Actions

Work Header

Rating:
Archive Warnings:
Category:
Fandom:
Relationships:
Characters:
Additional Tags:
Language:
Español
Stats:
Published:
2025-10-25
Words:
3,801
Chapters:
1/1
Comments:
1
Kudos:
36
Bookmarks:
2
Hits:
190

Me estoy haciendo viejo (y necesito algo en qué confiar)

Summary:

Hay un niño bañado en sangre en su ventana. Él se llama Kim Dokja, Yoo Joonghyk sabe eso. No sabe por qué está bañado en sangre.

O: los últimos momentos en el fin del mundo de Joonghyuk de pronto son acompañados por un chico extraño.

Notes:

ESTO NO FUE EDITADO, así que lamento profundamente si encuentras algún error. Si tiene alguno, avísame, para que pueda suicidarme de inmediato. (?

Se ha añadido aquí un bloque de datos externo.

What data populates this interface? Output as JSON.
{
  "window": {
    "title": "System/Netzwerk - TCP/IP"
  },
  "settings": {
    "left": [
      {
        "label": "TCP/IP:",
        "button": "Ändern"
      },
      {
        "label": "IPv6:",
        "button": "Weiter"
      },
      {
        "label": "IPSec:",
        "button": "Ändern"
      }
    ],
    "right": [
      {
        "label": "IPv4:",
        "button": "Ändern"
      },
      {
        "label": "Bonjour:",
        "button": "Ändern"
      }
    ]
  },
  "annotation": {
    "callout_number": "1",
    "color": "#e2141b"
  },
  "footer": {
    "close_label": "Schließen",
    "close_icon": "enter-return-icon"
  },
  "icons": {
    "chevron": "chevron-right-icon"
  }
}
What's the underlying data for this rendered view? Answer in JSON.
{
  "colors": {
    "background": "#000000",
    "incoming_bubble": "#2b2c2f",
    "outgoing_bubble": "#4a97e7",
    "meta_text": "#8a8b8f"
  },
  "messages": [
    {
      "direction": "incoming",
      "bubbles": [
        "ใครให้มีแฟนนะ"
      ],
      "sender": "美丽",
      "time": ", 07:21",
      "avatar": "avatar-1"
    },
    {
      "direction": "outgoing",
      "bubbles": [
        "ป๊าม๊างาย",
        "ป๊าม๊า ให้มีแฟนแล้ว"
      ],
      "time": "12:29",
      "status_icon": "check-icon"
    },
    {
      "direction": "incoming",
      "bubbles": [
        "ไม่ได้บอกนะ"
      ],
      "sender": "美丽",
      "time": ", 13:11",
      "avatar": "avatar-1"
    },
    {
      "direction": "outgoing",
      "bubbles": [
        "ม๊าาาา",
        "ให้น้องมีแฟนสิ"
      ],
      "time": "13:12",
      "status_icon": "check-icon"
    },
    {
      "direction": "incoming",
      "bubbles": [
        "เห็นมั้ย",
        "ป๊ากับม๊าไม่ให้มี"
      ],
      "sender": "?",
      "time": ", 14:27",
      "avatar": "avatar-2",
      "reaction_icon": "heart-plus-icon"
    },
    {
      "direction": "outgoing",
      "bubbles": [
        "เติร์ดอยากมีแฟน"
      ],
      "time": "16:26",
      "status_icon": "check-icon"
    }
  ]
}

Basado en "Un Amigo para el Fin del Mundo", porque yo amo, amo, AMO MUCHO esa película.

Por cierto, sólo para aclarar otra vez: SP es un narrador poco confiable aquí.

título sacado de "Somewhere only we know" (Keane)

(See the end of the work for more notes.)

Work Text:

Hay un niño bañado en sangre en su ventana.

Eso es lo primero que ve Yoo Joonghyuk en cuanto llega a su sala. Si fuera un hombre más débil, hubiera quedado en shock con la imagen, pero sólo le provoca la sorpresa momentánea de no haberse esperado tal visita. Aunque no es una visita como tal, después de todo, su ventana, así como las ventanas de todos los que viven en el edificio, dan a las escaleras de emergencia, que es donde el pobre niño parece estar hiperventilando, en soledad, completamente ajeno al hecho de estar siendo observado por otra persona.

Joonghyuk frunce el ceño mientras intenta recordar el nombre de este mocoso. No se lleva bien con muchos de sus vecinos, pero todavía tiene un seguimiento. Mientras piensa, se lleva una cucharada de leche con cereales a la boca, su pobre desayuno de esta mañana porque le ha dado demasiada pereza ir a buscar víveres en mitad del fin del mundo.

De pronto, el chico en la ventana levanta la vista de golpe, haciendo contacto visual a través del cristal manchado de sangre. De alguna manera, su expresión de horror empeora.

Kim Dokja, el nombre viene a la mente de Joonghyuk en un instante, mientras termina de masticar y se acerca a su no visitante. Abre la ventana con un movimiento practicado, y le dedica una expresión en blanco al niño, quien tiembla suavemente bajo su mirada, pero no sale huyendo. Con la manera en la que tiembla y jadea pesadamente, no cree que esté realmente en condiciones de poder hacerlo.

—¿Qué estás haciendo aquí? —aventura Joonghyuk, con toda la calma del mundo, comiendo otro poco de su desayuno sin quitarle los ojos de encima al mocoso.

Kim Dokja abre la boca, deja salir un sonido estrangulado, como si su garganta se hubiera bloqueado. Su cara ya pálida pierde más color, a tal punto que parece que la única sangre en su cuerpo es la que tiene en la ropa y manchando su mejilla. Tampoco se mueve, está quieto en su lugar, agarrándose de la camiseta sucia y desgastada que está usando, de pie pero encorvado en mitad de la escalera.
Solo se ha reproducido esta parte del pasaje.